In 2008, Busch and Shane Sieg shared driving duties in the No. 51, racing Toyota Tundras sponsored by NOS Energy Drink, Miccosukee Indian Resort & Gaming, and San Bernardino County. Busch drove the No. 51 part-time in 2009 with NOS Energy Drink and Miccosukee returning as sponsors, while Brian Ickler filled in for races when Busch was unavailable. Following 2009, Busch established his own team, Kyle Busch Motorsports, and enlisted Ickler as a driver. Aric Almirola competed in the full 2010 season with sponsorship from Graceway Pharmaceuticals. Almirola secured two wins and achieved 21 top-tens, finishing 2nd in points behind Todd Bodine. Subsequently, Almirola departed the team to drive JR Motorsports' No. 88 Chevrolet.
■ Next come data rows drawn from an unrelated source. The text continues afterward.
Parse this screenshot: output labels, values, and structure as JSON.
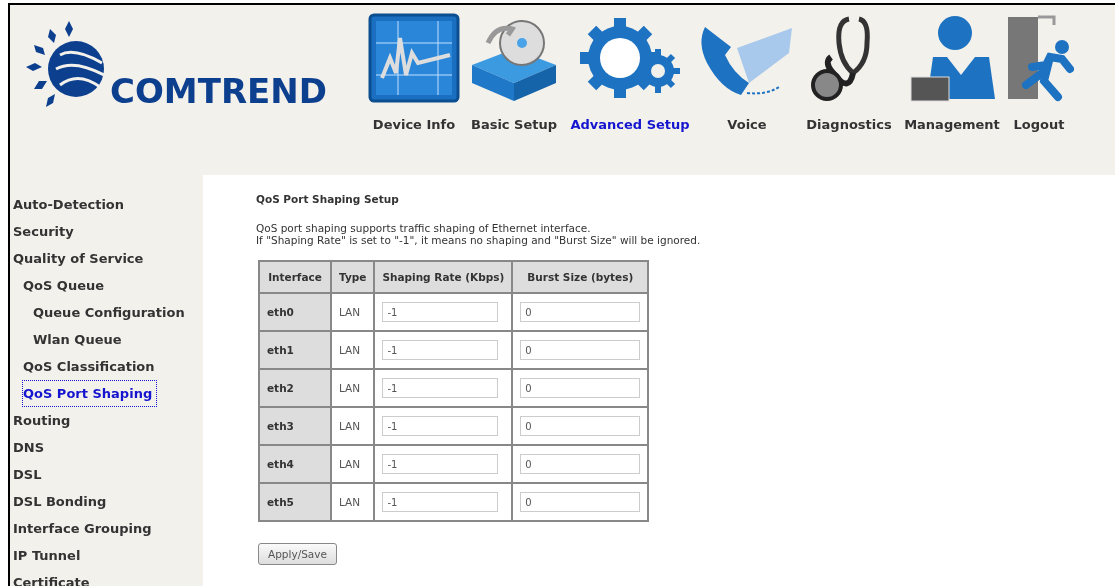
{
  "logo": {
    "text": "COMTREND"
  },
  "nav": [
    {
      "label": "Device Info",
      "kind": "monitor",
      "selected": false
    },
    {
      "label": "Basic Setup",
      "kind": "box",
      "selected": false
    },
    {
      "label": "Advanced Setup",
      "kind": "gear",
      "selected": true
    },
    {
      "label": "Voice",
      "kind": "phone",
      "selected": false
    },
    {
      "label": "Diagnostics",
      "kind": "stethoscope",
      "selected": false
    },
    {
      "label": "Management",
      "kind": "person",
      "selected": false
    },
    {
      "label": "Logout",
      "kind": "exit",
      "selected": false
    }
  ],
  "sidebar": {
    "items": [
      {
        "label": "Auto-Detection",
        "selected": false
      },
      {
        "label": "Security",
        "selected": false
      },
      {
        "label": "Quality of Service",
        "selected": false,
        "children": [
          {
            "label": "QoS Queue",
            "selected": false,
            "children": [
              {
                "label": "Queue Configuration",
                "selected": false
              },
              {
                "label": "Wlan Queue",
                "selected": false
              }
            ]
          },
          {
            "label": "QoS Classification",
            "selected": false
          },
          {
            "label": "QoS Port Shaping",
            "selected": true
          }
        ]
      },
      {
        "label": "Routing",
        "selected": false
      },
      {
        "label": "DNS",
        "selected": false
      },
      {
        "label": "DSL",
        "selected": false
      },
      {
        "label": "DSL Bonding",
        "selected": false
      },
      {
        "label": "Interface Grouping",
        "selected": false
      },
      {
        "label": "IP Tunnel",
        "selected": false
      },
      {
        "label": "Certificate",
        "selected": false
      }
    ]
  },
  "main": {
    "title": "QoS Port Shaping Setup",
    "description": [
      "QoS port shaping supports traffic shaping of Ethernet interface.",
      "If \"Shaping Rate\" is set to \"-1\", it means no shaping and \"Burst Size\" will be ignored."
    ],
    "table": {
      "columns": [
        "Interface",
        "Type",
        "Shaping Rate (Kbps)",
        "Burst Size (bytes)"
      ],
      "rows": [
        {
          "interface": "eth0",
          "type": "LAN",
          "shaping_rate": "-1",
          "burst_size": "0"
        },
        {
          "interface": "eth1",
          "type": "LAN",
          "shaping_rate": "-1",
          "burst_size": "0"
        },
        {
          "interface": "eth2",
          "type": "LAN",
          "shaping_rate": "-1",
          "burst_size": "0"
        },
        {
          "interface": "eth3",
          "type": "LAN",
          "shaping_rate": "-1",
          "burst_size": "0"
        },
        {
          "interface": "eth4",
          "type": "LAN",
          "shaping_rate": "-1",
          "burst_size": "0"
        },
        {
          "interface": "eth5",
          "type": "LAN",
          "shaping_rate": "-1",
          "burst_size": "0"
        }
      ]
    },
    "button": "Apply/Save"
  }
}
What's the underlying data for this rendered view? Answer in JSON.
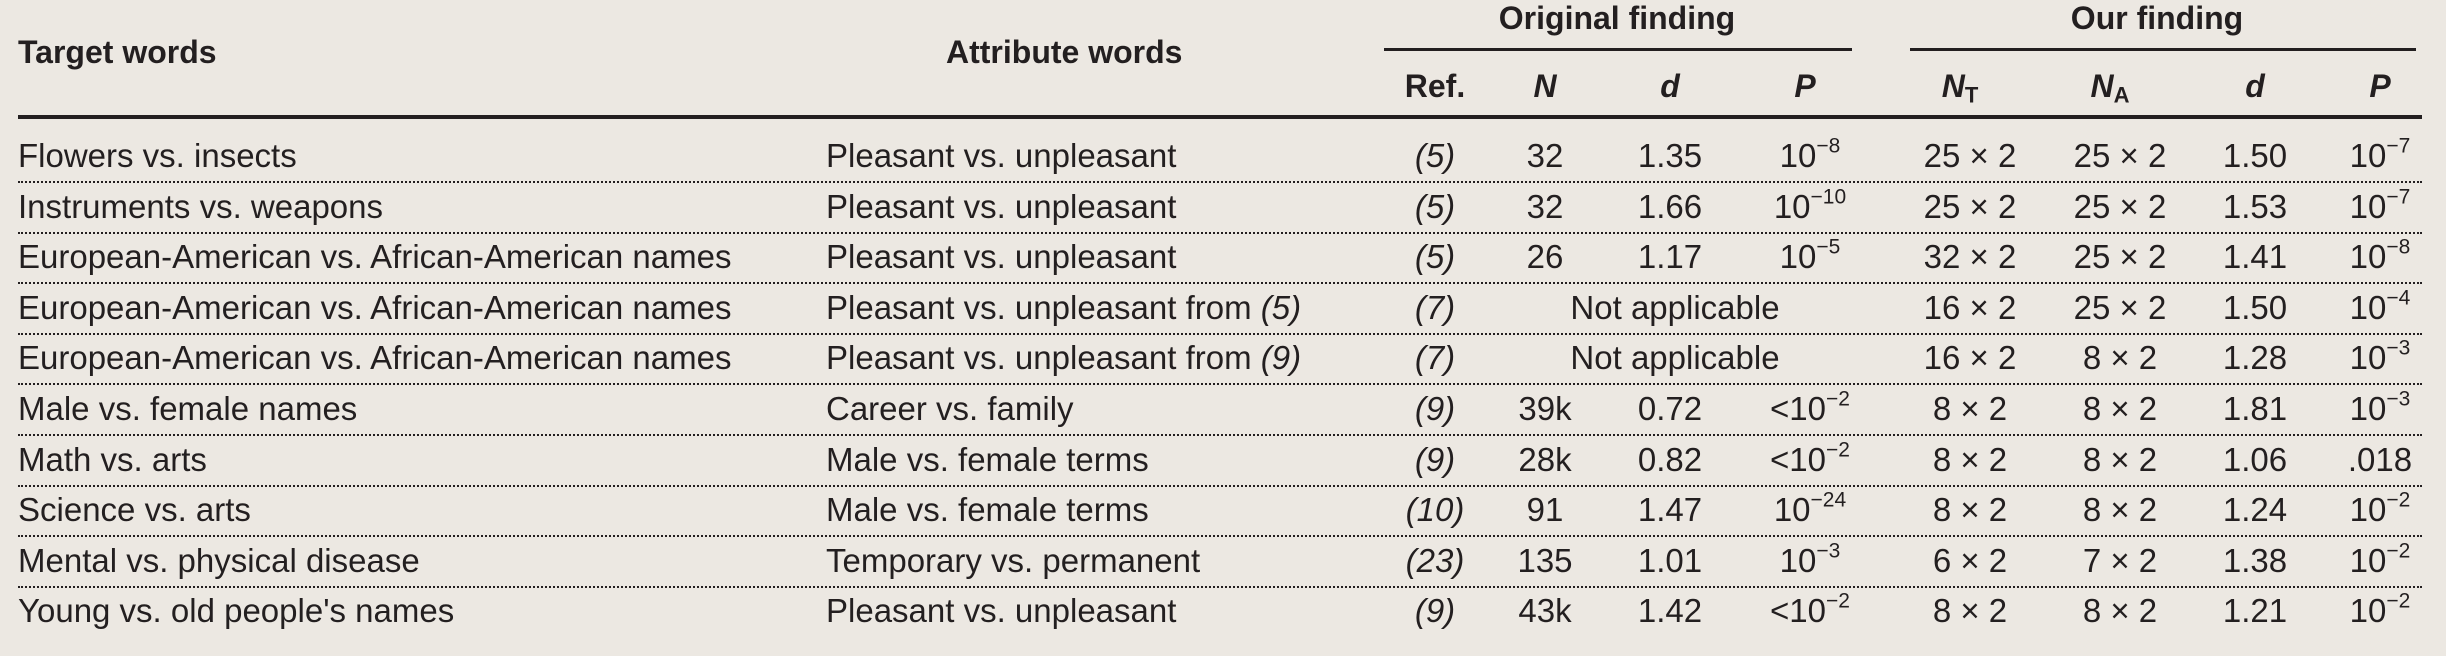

At Daytona, Almirola raced for VAR, although the No. 51 was initially planned for VAR development driver Justin Johnson. Financial difficulties led Vision Aviation owners to close down the Truck team. Chris Fontaine drove the truck at Dover. The team was later acquired by Ballew once again and fielded a Ford for Colin Braun in two races. In 2011, Kyle Busch Motorsports operated the No. 51 for various drivers, including Josh Richards and German Quiroga for several races.

On August 31, 2012, Billy Ballew Motorsports returned to truck competition by entering the No. 51 Chevy for Sprint Cup Series driver Kurt Busch in the Jeff Foxworthy's Grit Chips 200 at Atlanta. This marked the team's first race of 2012 after closing its doors at the end of the 2011 season. Busch qualified the truck in 19th out of 36 positions and finished 10th. The truck used for this race was chassis number 11, which had a significant history of wins for the team (12 in total). It was fielded with support from Phoenix Racing.